En effet, face aux nombreux problèmes des LLMs, une approche qui a été particulièrement mise en valeur est celle de l’auto-correction d’un modèle, avec de nombreux travaux académiques observant des améliorations notables des résultats. L’intuition qui se cache derrière est qu’un modèle pourrait améliorer ses propres réponses si on lui demande de chercher par lui-même des erreurs dans sa génération pour les améliorer. Si un optimisme de bon ton flottait autour de cette approche, considérée comme une des meilleures pistes pour améliorer ces modèles, Deepmind nous offre ici une leçon magistrale d’épistémologie particulièrement importante.

Dans un premier temps, les chercheurs de Deepmind reproduisent les résultats classiques des autres chercheurs. Face à un dataset spécifique, on pose des questions au LLM en l’invitant à se corriger, et on observe des conclusions “rassurantes” :

Mais, comme souvent, le diable se cache dans les détails. Et les auteurs mettent le doigt sur un défaut intrinsèque de ces tests académiques : on ne demande au modèle de se corriger que quand la première réponse donnée est fausse. Hors, cette méthodologie ne retranscrit absolument pas le problème qui nous intéresse! En effet, en utilisation normale, si nous parlons d’auto-correction du modèle, nous ne voulons pas d’information externe permettant de diriger le modèle. Dès lors que l’on supprime cette interférence, les résultats d’auto-correction des modèles montrent, en réalité, une réelle dégradation des performances :

Ce travail est très important, car il montre une fois de plus la tendance qu’a la recherche académique en Deep Learning à se jeter sur des solutions en oubliant de critiquer correctement le problème étudié. A la seconde où on se projette vers une utilisation des modèles, ces oublis deviennent des problèmes incontournables. Ici, Deepmind invalide cette approche. Les auteurs néanmoins reconnaissent que cette auto-correction peut améliorer les choses dans des cas très particuliers. Ils identifient surtout l’intérêt de valider les sorties d’un modèle en interrogeant d’autres modèles pour confirmer la stabilité de la réponse. Définissant cette approche comme la “self-consistency”, ils voient là un bien meilleur moyen de robustifier un modèle (certes beaucoup plus coûteux), peu éloigné des expert mixtures connues du Machine Learning depuis des décennies.

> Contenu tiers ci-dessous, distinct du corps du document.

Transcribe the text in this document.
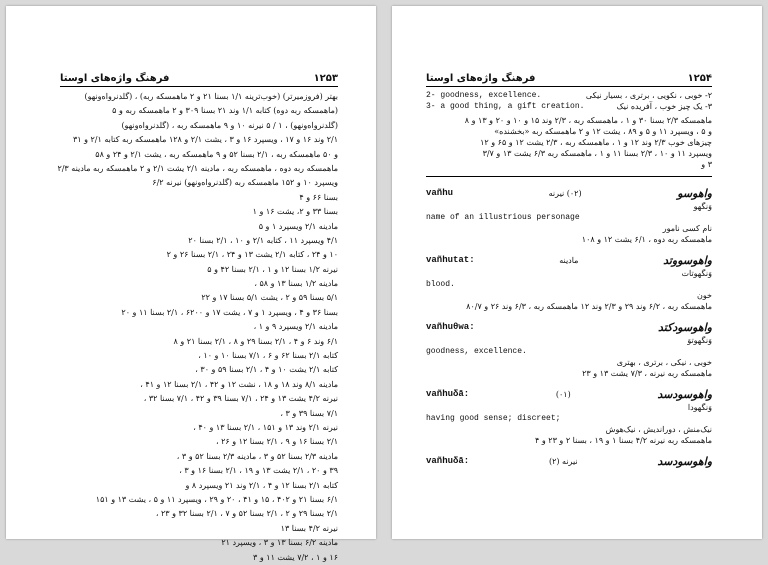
۱۲۵۳
فرهنگ واژه‌های اوستا
بهتر (فروزمیرتر) (خوب‌ترینه ۱/۱ بسنا ۲۱ و ۲ ماهمسکه ربه) ، (گلدنرواه‌ونهو)
(ماهمسکه ربه دوه) کتابه ۱/۱ وند ۲۱ بسنا ۳۰۹ و ۲ ماهمسکه ربه و ۵
(گلدنرواه‌ونهو) ، ۱ / ۵ نیرنه ۱۰ و ۹ ماهمسکه ربه ، (گلدنرواه‌ونهو)
۲/۱ وند ۱۶ و ۱۷ ، ویسپرد ۱۶ و ۳ ، یشت ۲/۱ و ۱۲۸ ماهمسکه ربه کتابه ۲/۱ و ۳۱
و ۵۰ ماهمسکه ربه ، ۲/۱ بسنا ۵۲ و ۹ ماهمسکه ربه ، یشت ۲/۱ و ۲۴ و ۵۸
ماهمسکه ربه دوه ، ماهمسکه ربه ، مادینه ۲/۱ یشت ۲/۱ و ۲ ماهمسکه ربه مادینه ۲/۳
ویسپرد ۱۰ و ۱۵۲ ماهمسکه ربه (گلدنرواه‌ونهو) نیرنه ۶/۲
بسنا ۶۶ و ۴
بسنا ۳۳ و ۲، یشت ۱۶ و ۱
مادینه ۲/۱ ویسپرد ۱ و ۵
۴/۱ ویسپرد ۱۱ ، کتابه ۲/۱ و ۱۰ ، ۲/۱ بسنا ۲۰
۱۰ و ۲۴ ، کتابه ۲/۱ یشت ۱۳ و ۲۴ ، ۲/۱ بسنا ۲۶ و ۲
نیرنه ۱/۲ بسنا ۱۲ و ۱ ، ۲/۱ بسنا ۴۲ و ۵
مادینه ۱/۲ بسنا ۱۳ و ۵۸ ،
۵/۱ بسنا ۵۹ و ۲ ، یشت ۵/۱ بسنا ۱۷ و ۲۲
بسنا ۳۶ و ۴ ، ویسپرد ۱ و ۷ ، یشت ۱۷ و ۶۲۰۰ ، ۲/۱ بسنا ۱۱ و ۲۰
مادینه ۲/۱ ویسپرد ۹ و ۱ ،
۶/۱ وند ۶ و ۴ ، ۲/۱ بسنا ۲۹ و ۸ ، ۲/۱ بسنا ۲۱ و ۸
کتابه ۲/۱ بسنا ۶۲ و ۶ ، ۷/۱ بسنا ۱۰ و ۱۰ ،
کتابه ۲/۱ یشت ۱۰ و ۴ ، ۲/۱ بسنا ۵۹ و ۳۰ ،
مادینه ۸/۱ وند ۱۸ و ۱۸ ، نشت ۱۲ و ۴۲ ، ۲/۱ بسنا ۱۲ و ۴۱ ،
نیرنه ۴/۲ یشت ۱۳ و ۲۴ ، ۷/۱ بسنا ۳۹ و ۴۲ ، ۷/۱ بسنا ۳۲ ،
۷/۱ بسنا ۳۹ و ۳ ،
نیرنه ۲/۱ وند ۱۳ و ۱۵۱ ، ۲/۱ بسنا ۱۳ و ۴۰ ،
۲/۱ بسنا ۱۶ و ۹ ، ۲/۱ بسنا ۱۲ و ۲۶ ،
مادینه ۲/۳ بسنا ۵۲ و ۳ ، مادینه ۲/۳ بسنا ۵۲ و ۳ ،
۳۹ و ۲۰ ، ۲/۱ یشت ۱۳ و ۱۹ ، ۲/۱ بسنا ۱۶ و ۳ ،
کتابه ۲/۱ بسنا ۱۲ و ۴ ، ۲/۱ وند ۲۱ ویسپرد ۸ و
۶/۱ بسنا ۲۱ و ۴۰۲ ، ۱۵ و ۴۱ ، ۲۰ و ۲۹ ، ویسپرد ۱۱ و ۵ ، یشت ۱۳ و ۱۵۱
۲/۱ بسنا ۲۹ و ۲ ، ۲/۱ بسنا ۵۲ و ۷ ، ۲/۱ بسنا ۳۲ و ۲۳ ،
نیرنه ۴/۲ بسنا ۱۳
مادینه ۶/۲ بسنا ۱۳ و ۳ ، ویسپرد ۲۱
۱۶ و ۱ ، ۷/۲ یشت ۱۱ و ۳
۱۲۵۴
فرهنگ واژه‌های اوستا
2- goodness, excellence.	۲- خوبی ، نکویی ، برتری ، بسیار نیکی
3- a good thing, a gift creation.	۳- یک چیز خوب ، آفریده نیک
ماهمسکه ۲/۳ بسنا ۳۰ و ۱ ، ماهمسکه ربه ، ۲/۳ وند ۱۵ و ۱۰ و ۲۰ و ۱۳ و ۸
و ۵ ، ویسپرد ۱۱ و ۵ و ۸۹ ، یشت ۱۲ و ۲ ماهمسکه ربه «بخشنده»
چیزهای خوب ۲/۳ وند ۱۲ و ۱ ، ماهمسکه ربه ، ۲/۳ یشت ۱۲ و ۶۵ و ۱۲
ویسپرد ۱۱ و ۱۰ ، ۲/۳ بسنا ۱۱ و ۱ ، ماهمسکه ربه ۶/۳ یشت ۱۳ و ۳/۷
۳ و
vañhu	(۰۲) نیرنه	واهوسو
وَنگهو
name of an illustrious personage
نام کسی نامور
ماهمسکه ربه دوه ، ۶/۱ یشت ۱۲ و ۱۰۸
vañhutat:	مادینه	واهوسووتد
وَنگهوتات
blood.
خون
ماهمسکه ربه ، ۶/۲ وند ۲۹ و ۲/۳ وند ۱۲ ماهمسکه ربه ، ۶/۳ وند ۲۶ و ۸۰/۷
vañhuθwa:	واهوسودکتد
وَنگهوتوَ
goodness, excellence.
خوبی ، نیکی ، برتری ، بهتری
ماهمسکه ربه نیرنه ، ۷/۳ یشت ۱۳ و ۲۳
vañhuδā:	(۰۱)	واهوسودسد
وَنگهودا
having good sense; discreet;
نیک‌منش ، دوراندیش ، نیک‌هوش
ماهمسکه ربه نیرنه ۴/۲ بسنا ۱ و ۱۹ ، بسنا ۲ و ۲۳ و ۴
vañhuδā:	نیرنه (۲)	واهوسودسد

Dernier travail digne d’intérêt, SWE-bench: Can Language Models Resolve Real-World GitHub Issues? de Jimenez et al [https://arxiv.org/abs/2310.06770] a l’intérêt de nous dégriser en mettant à terre un fantasme classique des LLMs. Nous parlons ici du “mythe” des intelligences artificielles capables de jouer un rôle de développeur informatique, mythe sur lequel certains acteurs économiques s’appuient pour réduire leurs équipes en développement.

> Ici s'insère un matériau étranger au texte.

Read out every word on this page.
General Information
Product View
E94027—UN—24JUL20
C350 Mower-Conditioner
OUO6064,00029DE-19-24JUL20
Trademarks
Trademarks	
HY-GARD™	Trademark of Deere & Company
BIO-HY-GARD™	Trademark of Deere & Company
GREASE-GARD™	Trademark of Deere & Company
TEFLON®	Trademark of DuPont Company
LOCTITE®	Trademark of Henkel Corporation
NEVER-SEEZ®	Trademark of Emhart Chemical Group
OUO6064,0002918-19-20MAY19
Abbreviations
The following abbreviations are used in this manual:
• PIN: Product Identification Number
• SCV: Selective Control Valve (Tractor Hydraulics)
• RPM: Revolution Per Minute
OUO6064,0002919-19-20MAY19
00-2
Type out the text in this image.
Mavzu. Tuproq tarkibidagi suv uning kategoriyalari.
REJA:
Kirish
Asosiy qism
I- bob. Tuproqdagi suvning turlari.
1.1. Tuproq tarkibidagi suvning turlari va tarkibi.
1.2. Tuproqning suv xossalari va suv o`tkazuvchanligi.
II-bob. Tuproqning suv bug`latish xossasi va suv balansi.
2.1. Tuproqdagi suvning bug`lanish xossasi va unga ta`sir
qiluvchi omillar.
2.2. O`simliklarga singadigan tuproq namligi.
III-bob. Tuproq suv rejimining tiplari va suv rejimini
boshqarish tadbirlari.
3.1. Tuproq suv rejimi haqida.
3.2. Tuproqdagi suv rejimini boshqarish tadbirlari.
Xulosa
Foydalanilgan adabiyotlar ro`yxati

(Avec un peu de mémoire, vous vous souviendrez d’une revue de la recherche où nous argumentions sur ce que nous pensions, plutôt en mal, concernant ces affirmations)

Ici, les auteurs observent que les benchmarks souvent utilisés sont très simples, voire trop simplistes (comme HumanEval), avec des problèmes simples pouvant être résolus en quelques lignes de code. Et ils proposent donc un nouveau benchmark bien plus réaliste, basé sur de vrais repositories Github :

Les résultats sont peu surprenants pour ceux qui gardent du recul face à ce phénomène, et évidemment très décevants :

On rappelle qu’une question fondamentale dans les affirmations sur GPT 4 est de savoir à quel point le training set (inconnu) contient déjà les problèmes sur lesquels nous testons les modèles. Ici, nous observons que sur des problématiques plus complexes, même GPT 4 est très décevant (moins de 2% de résolution). Codeurs de tous les pays, votre emploi n’est aujourd’hui pas en danger 🙂

( Nous ne promettons rien pour demain, car malgré l’esprit critique, force est de reconnaître que les choses vont très vite ).